Made in Germany"Made in Germany"Made in Germany

Der ein oder andere Sammler, der schon einmal ein altes Wiking-Modell im Ausland gekauft oder bestellt hat, hat eventuell bei seinem Modell einen kleinen runden Aufkleber entdeckt, der die Aufschrift "Made in Germany" oder auch "Made in West Germany" trägt. Ein Beispiel eines solchen Aufklebers zeigt das Foto rechts, angebracht auf der Bodenplatte eines Mercedes-Benz 220 Brandmeister von 1964. Aufkleber an MB 220
Vielfach scheitert der Versuch, einen solchen Aufkleber zu entfernen, denn der verwendete Klebstoff zeigt sich auch nach vierzig Jahren ausgesprochen haltbar, und wie das oben stehende Foto zeigt, wurde er nicht gerade sparsam verwendet.
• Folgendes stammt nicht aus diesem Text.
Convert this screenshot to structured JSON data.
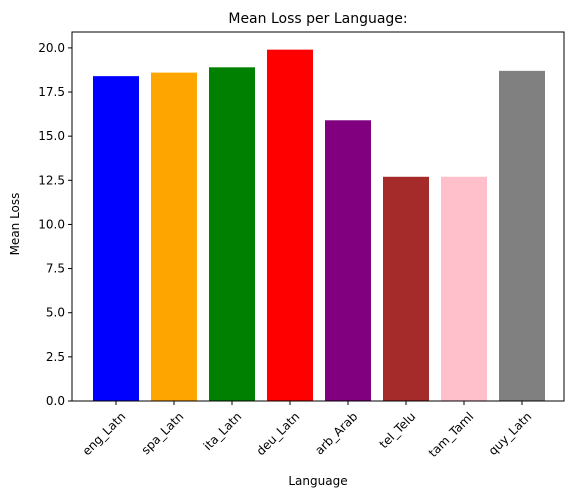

In diesem Falle mag man sich trösten mit dem Gedanken, dass Wiking recht daran getan habe, auf deutsche Wertarbeit hinzuweisen und so die Qualität seiner Modelle hervorzuheben.

Doch halt - der Reihe nach, lassen Sie uns lieber einmal die historischen Fakten unter die Lupe nehmen:

Vor über 100 Jahren wurde der Begriff "Made in Germany" mit dem Merchandise Marks Act von 1887 eingeführt - nicht als Qualitätssymbol, sondern um britische Waren vor der als minderwertig geltenden Konkurrenz aus Deutschland zu schützen. Nach dem Zweiten Weltkrieg bestanden vor allem die Amerikaner darauf, dass jedes aus Deutschland importierte Produkt diese Kennzeichnung erhielt, sollte doch der amerikanische Verbraucher wissen, dass er soeben im Begriff war, ein Produkt aus Feindesland zu erstehen. Ebenso verhielt es sich - nebenbei bemerkt - mit dem Begriff "Made in Japan". Wer konnte damals schon ahnen, dass sich aus dem als Diskriminierung gemeinten Begriff ein Zeichen für Qualität entwickeln würde.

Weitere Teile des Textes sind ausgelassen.